Ireland On Film: The Quiet Man


Greetings, readers! Tomorrow is St. Patrick’s Day. So my pick this week is my St. Patrick’s Day viewing tradition: The Quiet Man. Released in 1952 and directed by John Ford, the film is memorable for its lead performances by Maureen O’ Hara and John Wayne, as well as its gorgeous Technicolor palate.

In The Quiet Man, Sean Thorton (John Wayne) journeys from Pittsburgh to his birthplace in Ireland with intentions of buying his family’s old farm. But things don’t go quite according to plan. Along the way he falls in love with Mary Kate Danaher (Maureen O’ Hara). Her brother, Will (Victor McLagen) is a prosperous but stubborn landowner. Will also wants the former Thorton farm. When the farm’s current owner accepts Sean’s offer instead of his, it starts the two off on a rocky relationship. Unwilling to let it go, Will refuses to give his blessing for Sean and Mary Kate to marry. A few of the townspeople conspire to make Will think the Widow Tillane (Mildred Natwick) wants to marry him, buy only if Mary Kate is out of the household. Will then gives Sean and Mary Kate his blessing.

At  Sean and Mary Kate’s wedding, Will finds out he has been deceived. Angered, he refuses to give Mary Kate her dowry, including the family fortune and furniture she’s entitled to. Sean is indifferent to Mary Kate not getting the dowry. But without it, Mary Kate sees their marriage as invalid. This sets up the battle of wills that culminates in the film’s third act, with Mary Kate setting out to hop a train to leave town since she now sees her husband as a coward, and a fistfight between Sean and Will to square the whole situation.

John Wayne may have been know for westerns. But The Quiet Man shows he can play much more than cowboys. The chemistry between Wayne and O’ Hara is fantastic. They made several films together. But The Quiet Man is the crown jewel of their pairings. It has a great mix of drama, comedy and is beautiful to behold. Cinematographer Winton Hoch does an incredible job of bringing Ireland to life in glorious Technicolor.
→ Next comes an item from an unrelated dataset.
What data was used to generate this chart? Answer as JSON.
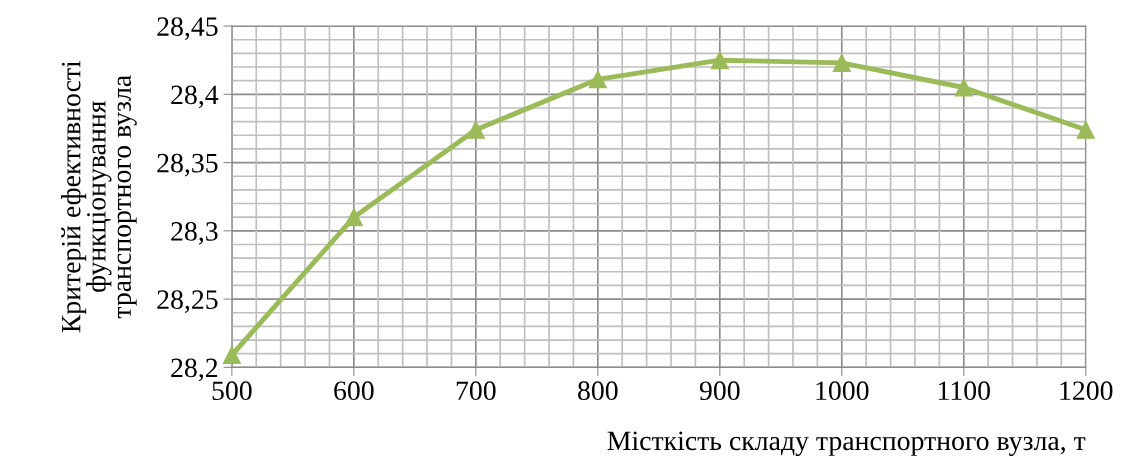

The film ranks with The Wizard of Oz and Singin’ In The Rain as one of the best looking classics films ever made. It was filmed largely on location in County May and County Galway in Ireland.

In addition to its vibrant look and magnetic leading actors, The Quiet Man stands out because of its rich supporting cast. My two favorites are Barry Fitzgerlad as Michaleen Flynn, the local matchmaker, and Ward Bond as Father Lonegran, the colorful local clergyman. The town is full of colorful characters you would love to have a drink with. It’s part of what gives the film its charm.

The Quiet Man was a departure for both John Wayne and John Ford. But it remains one of their best collaborations. And Maureen O’ Hara, a fiery Irish woman herself, proved in it that she truly was the queen of Technicolor.